Tuesday, 9 May 2023

Death at La Fenice

Finished May 4
Death at La Fenice by Donna Leon

This is the first book in the Commissario Guido Brunetti mysteries set in Venice. I've read a few of them, but not in the series order and decided to go back and start at the beginning. 
This book opens as the intermission at an opera is ending and the conductor Helmut Wallauer doesn't appear. He is found in his dressing room, apparently dead by poison. 
The police are called and Brunetti ends up on the case, looking for motive and opportunity. Of course, there is a lot of bustle behind the scenes at the theater and lots of opportunities for people to have approached Wellauer.
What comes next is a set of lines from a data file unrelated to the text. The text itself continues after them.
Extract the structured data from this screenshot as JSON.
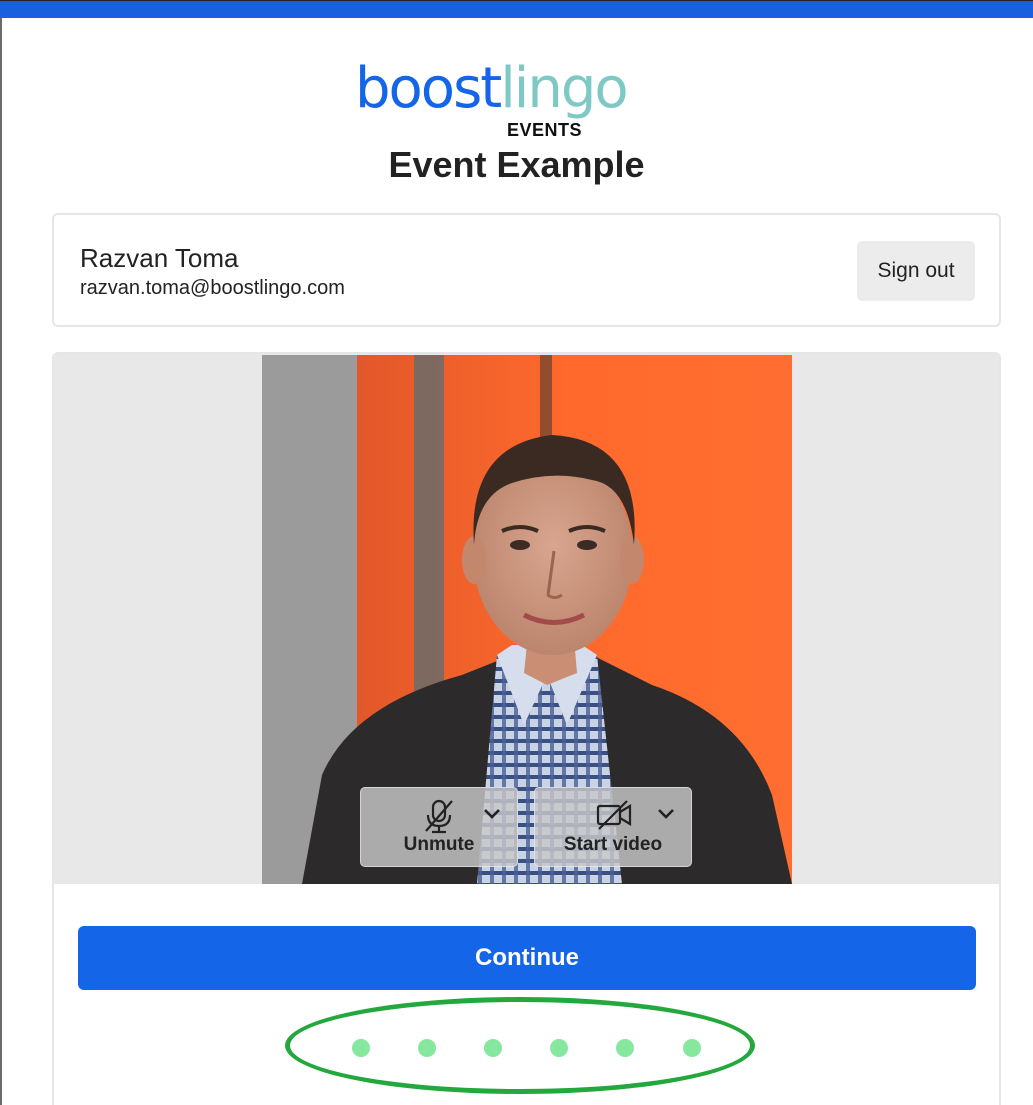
{
  "brand": {
    "logo_boost": "boost",
    "logo_lingo": "lingo",
    "logo_sub": "EVENTS",
    "primary_color": "#1565e8",
    "secondary_color": "#7ec9c5"
  },
  "event": {
    "title": "Event Example"
  },
  "user": {
    "name": "Razvan Toma",
    "email": "razvan.toma@boostlingo.com",
    "signout_label": "Sign out"
  },
  "media_controls": {
    "unmute_label": "Unmute",
    "unmute_icon": "microphone-off-icon",
    "start_video_label": "Start video",
    "start_video_icon": "camera-off-icon",
    "dropdown_icon": "chevron-down-icon"
  },
  "actions": {
    "continue_label": "Continue"
  },
  "loader": {
    "dot_count": 6,
    "dot_color": "#86e89e",
    "highlight_color": "#22a83d"
  }
}
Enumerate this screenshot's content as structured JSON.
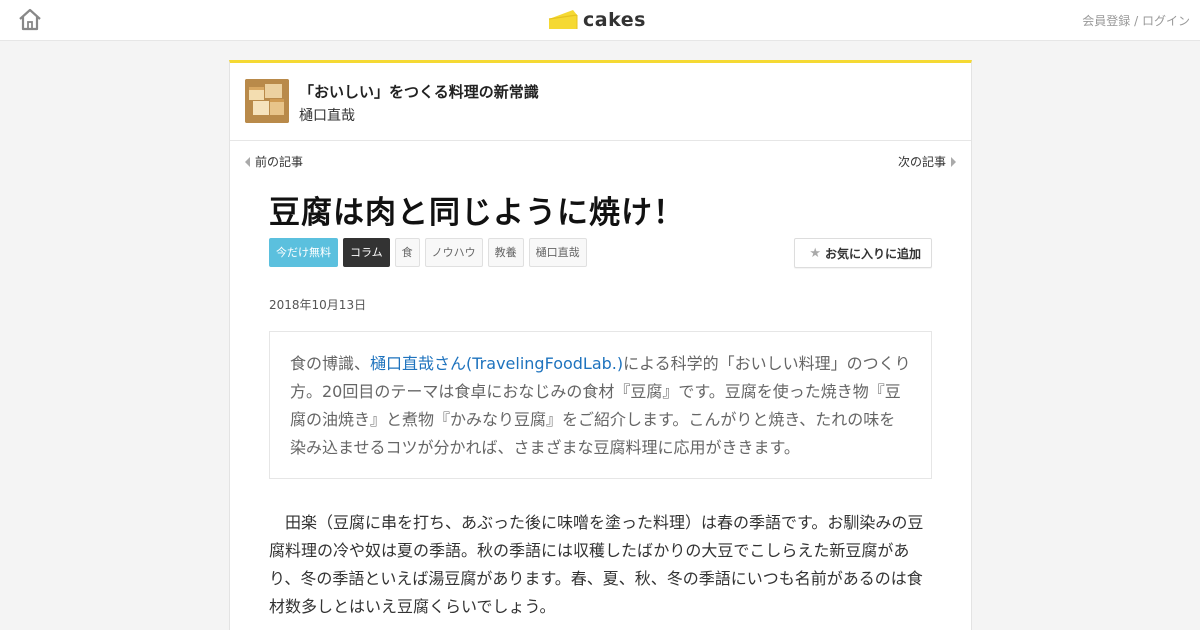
{
  "header": {
    "logo_text": "cakes",
    "register_label": "会員登録",
    "separator": " / ",
    "login_label": "ログイン"
  },
  "series": {
    "title": "「おいしい」をつくる料理の新常識",
    "author": "樋口直哉"
  },
  "nav": {
    "prev_label": "前の記事",
    "next_label": "次の記事"
  },
  "article": {
    "title": "豆腐は肉と同じように焼け！",
    "tags": [
      "今だけ無料",
      "コラム",
      "食",
      "ノウハウ",
      "教養",
      "樋口直哉"
    ],
    "favorite_label": "お気に入りに追加",
    "date": "2018年10月13日",
    "lead_before": "食の博識、",
    "lead_link": "樋口直哉さん(TravelingFoodLab.)",
    "lead_after": "による科学的「おいしい料理」のつくり方。20回目のテーマは食卓におなじみの食材『豆腐』です。豆腐を使った焼き物『豆腐の油焼き』と煮物『かみなり豆腐』をご紹介します。こんがりと焼き、たれの味を染み込ませるコツが分かれば、さまざまな豆腐料理に応用がききます。",
    "body": "　田楽（豆腐に串を打ち、あぶった後に味噌を塗った料理）は春の季語です。お馴染みの豆腐料理の冷や奴は夏の季語。秋の季語には収穫したばかりの大豆でこしらえた新豆腐があり、冬の季語といえば湯豆腐があります。春、夏、秋、冬の季語にいつも名前があるのは食材数多しとはいえ豆腐くらいでしょう。"
  },
  "colors": {
    "accent_yellow": "#f5d933",
    "free_tag": "#5bc0de",
    "link_blue": "#1e73be"
  },
  "icons": [
    "home-icon",
    "cakes-logo-icon",
    "chevron-left-icon",
    "chevron-right-icon",
    "star-icon"
  ]
}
As he talks with a variety of people, he finds that while the man was revered as a great conductor, he wasn't a nice man at all. 
There is some questions about whether he colluded with the Nazis during the war, or just entertained them, and he has had an impact on many careers by putting his influence against someone. 
As with the later novels in the series that I read, Venice is brought to life here as Brunetti walks its streets, travels its canals and ventures beyond the inner city to other neighbourhoods and even beyond in one instance. We also see him as his interacts with his superior and other police officers and we see his home life, not just with his wife Paola and his children, who are teenagers here, but also with his in-laws. 
The plot was interesting and this was definitely one that kept me reading to find out what was behind the crime.